What’s next?

So this weeks readings were more of my interest. Looking at how these reading were published back in 2005-06 I think web 2.0 has come a long way. One great example is Wikipedia because its more of collective knowledge that sets the standards. Whether this is good or bad, that’s a different story but the way I look at it is that this notion only keeps the motion going forward. I know there’s plenty of people that are skeptical about Wikipedia and it’s understandable because in it’s early creation, it had many errors but unlike anything else, it could be fixed on the scene. In the reading, The Amorality of Web 2.0, Carr makes an interesting point about Web 2.0:

the media, a world in which the ‘former audience, ‘not a few people in the back room, decides what’s important.

This statement is true and Wikipedia is standing proof of it. Of course, we may never need to know when and how the pencil came about but if needed, we could always wikipedia it. Whether we think it’s important or not, it already exist and it’s only getting better. During the class discussion, it was pointed out that things could only get better, unless we get a mass that chooses that something of no matter should be important. But I think we’re far from that ever happening but this leads to another point Carr made:

At this point, it seems fair to ask exactly when the intelligence in “collective intelligence” will begin to manifest itself. When will the great Wikipedia get good? Or is “good” an old-fashioned concept that doesn’t apply to emergent phenomena like communal on-line encyclopedias?
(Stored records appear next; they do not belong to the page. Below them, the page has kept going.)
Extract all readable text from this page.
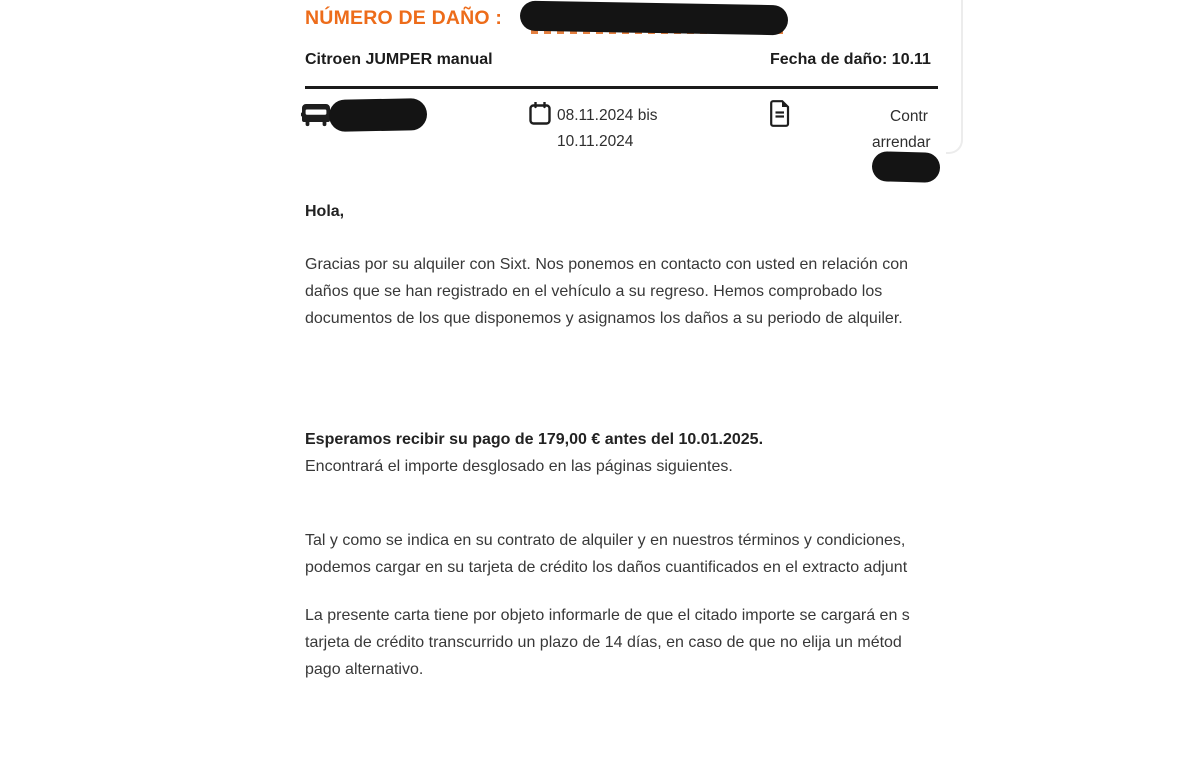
NÚMERO DE DAÑO :
Citroen JUMPER manual	Fecha de daño: 10.11
08.11.2024 bis
10.11.2024
Contr
arrendar
Hola,
Gracias por su alquiler con Sixt. Nos ponemos en contacto con usted en relación con
daños que se han registrado en el vehículo a su regreso. Hemos comprobado los
documentos de los que disponemos y asignamos los daños a su periodo de alquiler.
Esperamos recibir su pago de 179,00 € antes del 10.01.2025.
Encontrará el importe desglosado en las páginas siguientes.
Tal y como se indica en su contrato de alquiler y en nuestros términos y condiciones,
podemos cargar en su tarjeta de crédito los daños cuantificados en el extracto adjunt
La presente carta tiene por objeto informarle de que el citado importe se cargará en s
tarjeta de crédito transcurrido un plazo de 14 días, en caso de que no elija un métod
pago alternativo.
This is a direct blow to Web 2.0 because it questions everything about it and it’s users/content creators. Is society today not smart enough to create content individually? Collectively? Of course society as a whole hasn’t been ignorant nor will it create ignorant information for the rest to use. Technology enhances innovation and that is what Web 2.0 is doing. New emerging medias have exploded but not in a negative way, at least I think, and it only gets better from here. Of course wikipedia had/has some issues here and there but its nothing that can’t be fixed. Having that type of resource online allows it to be fixed at any given type unlike the encyclopedia. Once its printed, it sealed deal but with Wikipedia, when it’s posted, it has the ability to be edited over and over until perfection is achieved. In the reading, Know it all, Stacy Schiff points out that when an error is pointed out, it’s instantly corrected. So why argue that anything someone creates is not correct? Couldn’t we say that about the creators of the encyclopedia? Why trust that what they say is true?

In the end, Web 2.0 has already left it’s print online and on society. Time will tell what the end story but until then, whether good or bad, Web 2.0 will grow.